Wet Leg singles chronology
| "Chaise Longue" (2021) | "Wet Dream" (2021) | "Too Late Now" / "Oh No" (2021) |

Official video
- "Wet Dream" on YouTube

= Wet Dream (Wet Leg song) =

"Wet Dream" is a song by English indie rock duo Wet Leg. It was written by singer-guitarists Rhian Teasdale and Hester Chambers, along with guitarist Joshua Mobaraki, and produced by Dan Carey. It was released through Domino on 28 September 2021 as the second single from their debut album Wet Leg.

==Background and composition==
"Wet Dream" was described as a "2 and half minute slice of exuberance". Rhian Teasdale explained that the breakup song was written after she kept receiving texts from an ex telling her how he dreamt about her.

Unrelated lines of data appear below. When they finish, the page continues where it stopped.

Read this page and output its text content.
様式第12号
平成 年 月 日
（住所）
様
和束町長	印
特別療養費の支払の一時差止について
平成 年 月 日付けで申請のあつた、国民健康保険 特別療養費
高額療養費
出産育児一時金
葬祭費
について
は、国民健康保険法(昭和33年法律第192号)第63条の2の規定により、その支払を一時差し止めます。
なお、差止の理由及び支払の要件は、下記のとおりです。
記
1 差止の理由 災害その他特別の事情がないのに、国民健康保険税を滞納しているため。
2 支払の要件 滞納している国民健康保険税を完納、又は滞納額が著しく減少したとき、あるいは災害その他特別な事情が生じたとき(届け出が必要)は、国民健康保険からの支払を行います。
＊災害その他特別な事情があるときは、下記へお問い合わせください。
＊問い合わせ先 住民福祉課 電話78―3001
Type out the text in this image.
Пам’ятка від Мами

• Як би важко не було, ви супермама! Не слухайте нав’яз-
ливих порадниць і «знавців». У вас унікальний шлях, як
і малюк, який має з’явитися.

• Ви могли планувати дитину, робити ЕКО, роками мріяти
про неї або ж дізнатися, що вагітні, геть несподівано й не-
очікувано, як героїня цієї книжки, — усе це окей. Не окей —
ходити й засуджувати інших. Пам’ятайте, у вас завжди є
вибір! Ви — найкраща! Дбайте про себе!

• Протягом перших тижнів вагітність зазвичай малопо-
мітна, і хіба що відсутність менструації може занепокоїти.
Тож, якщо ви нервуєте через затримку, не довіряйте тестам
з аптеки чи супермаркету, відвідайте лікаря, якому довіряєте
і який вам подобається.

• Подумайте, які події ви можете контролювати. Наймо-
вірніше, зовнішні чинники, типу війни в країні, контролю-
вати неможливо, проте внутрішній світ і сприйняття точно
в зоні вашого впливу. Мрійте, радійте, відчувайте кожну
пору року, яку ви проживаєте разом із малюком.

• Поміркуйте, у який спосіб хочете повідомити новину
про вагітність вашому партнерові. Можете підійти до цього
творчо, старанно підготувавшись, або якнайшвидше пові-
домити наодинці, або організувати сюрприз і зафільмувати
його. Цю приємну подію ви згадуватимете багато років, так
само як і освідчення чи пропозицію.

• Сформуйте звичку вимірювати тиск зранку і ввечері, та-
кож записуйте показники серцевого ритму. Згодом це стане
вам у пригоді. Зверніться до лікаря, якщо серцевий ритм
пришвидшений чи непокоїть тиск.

It is a punk-leaning song featuring hollered vocals, squally riffs and "tongue-in-cheek" lyrics. Comparing it to the band's debut single "Chaise Longue", Tyler Golsen of Far Out found "Wet Dream" to be "far more melodic and indie rock-based" than its predecessor, and described the lyrical content of the two songs as "bizarre". He noted that "Wet Dream" contains plenty of sexual references, including its title. The lyrics reference the film Buffalo '66 by Vincent Gallo.

==Promotion==
The band performed the song during their Tiny Desk (Home) Concert, alongside "Chaise Longue", "Too Late Now" and "Oh No". Their performance, released on 1 December 2021, intersperses VHS clips with footage captured on modern cameras, as a nod to their sound which is inspired by the 1970s.

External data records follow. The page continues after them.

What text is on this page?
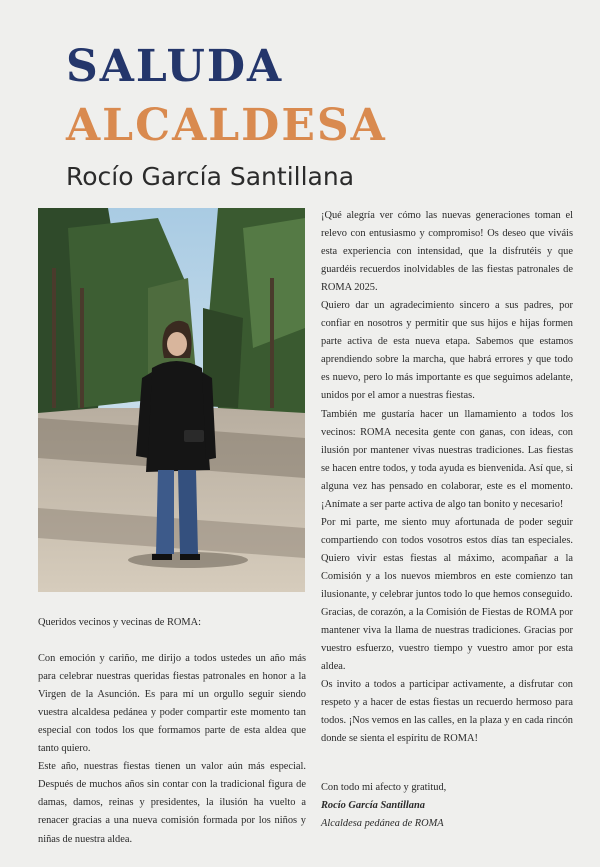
SALUDA
ALCALDESA
Rocío García Santillana

¡Qué alegría ver cómo las nuevas generaciones toman el relevo con entusiasmo y compromiso! Os deseo que viváis esta experiencia con intensidad, que la disfrutéis y que guardéis recuerdos inolvidables de las fiestas patronales de ROMA 2025.

Quiero dar un agradecimiento sincero a sus padres, por confiar en nosotros y permitir que sus hijos e hijas formen parte activa de esta nueva etapa. Sabemos que estamos aprendiendo sobre la marcha, que habrá errores y que todo es nuevo, pero lo más importante es que seguimos adelante, unidos por el amor a nuestras fiestas.

También me gustaría hacer un llamamiento a todos los vecinos: ROMA necesita gente con ganas, con ideas, con ilusión por mantener vivas nuestras tradiciones. Las fiestas se hacen entre todos, y toda ayuda es bienvenida. Así que, si alguna vez has pensado en colaborar, este es el momento. ¡Anímate a ser parte activa de algo tan bonito y necesario!

Por mi parte, me siento muy afortunada de poder seguir compartiendo con todos vosotros estos días tan especiales. Quiero vivir estas fiestas al máximo, acompañar a la Comisión y a los nuevos miembros en este comienzo tan ilusionante, y celebrar juntos todo lo que hemos conseguido.

Gracias, de corazón, a la Comisión de Fiestas de ROMA por mantener viva la llama de nuestras tradiciones. Gracias por vuestro esfuerzo, vuestro tiempo y vuestro amor por esta aldea.

Os invito a todos a participar activamente, a disfrutar con respeto y a hacer de estas fiestas un recuerdo hermoso para todos. ¡Nos vemos en las calles, en la plaza y en cada rincón donde se sienta el espíritu de ROMA!

Queridos vecinos y vecinas de ROMA:

Con emoción y cariño, me dirijo a todos ustedes un año más para celebrar nuestras queridas fiestas patronales en honor a la Virgen de la Asunción. Es para mí un orgullo seguir siendo vuestra alcaldesa pedánea y poder compartir este momento tan especial con todos los que formamos parte de esta aldea que tanto quiero.

Este año, nuestras fiestas tienen un valor aún más especial. Después de muchos años sin contar con la tradicional figura de damas, damos, reinas y presidentes, la ilusión ha vuelto a renacer gracias a una nueva comisión formada por los niños y niñas de nuestra aldea.

Con todo mi afecto y gratitud,

Rocío García Santillana

Alcaldesa pedánea de ROMA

Wet Leg chose to perform "Wet Dream" and "Chaise Longue" when they were the musical guest on The Tonight Show on 9 March 2022. For their second appearance on Later... with Jools Holland, on 16 May 2022, they performed "Wet Dream" and "Ur Mum".

==Music video==
The music video for "Wet Dream" was directed by Rhian Teasdale. It features Teasdale and Chambers who are about to eat lobster when they realise that they have lobster claws in place of their hands. Its imagery was compared to the work of avant-garde Czech film director Věra Chytilová and Spanish surrealist artist Salvador Dalí.

==Cover version==
English singer-songwriter Harry Styles promoted the release of his third studio album Harry's House on BBC Radio 1's Live Lounge on 23 May 2022. He played four songs during this set, including a cover of "Wet Dream". This version featured more raw instrumentals than the original, with more aggressive and forward guitars. Wet Leg was later chosen as the opening act for the 2023 European leg of Styles' second concert tour.

==Charts==

Chart performance for "Wet Dream"
| Chart (2022) | Peak position |
|---|---|
| Japan Hot Overseas (Billboard) | 19 |
| UK Singles (OCC) | 74 |
| UK Indie (OCC) | 7 |

== Certifications ==

Certifications for "Wet Dream"
| Region | Certification | Certified units/sales |
| Canada (Music Canada) | Gold | 40,000^{‡} |
| New Zealand (RMNZ) | Gold | 15,000^{‡} |
| United Kingdom (BPI) | Gold | 400,000^{‡} |
^{‡} Sales+streaming figures based on certification alone.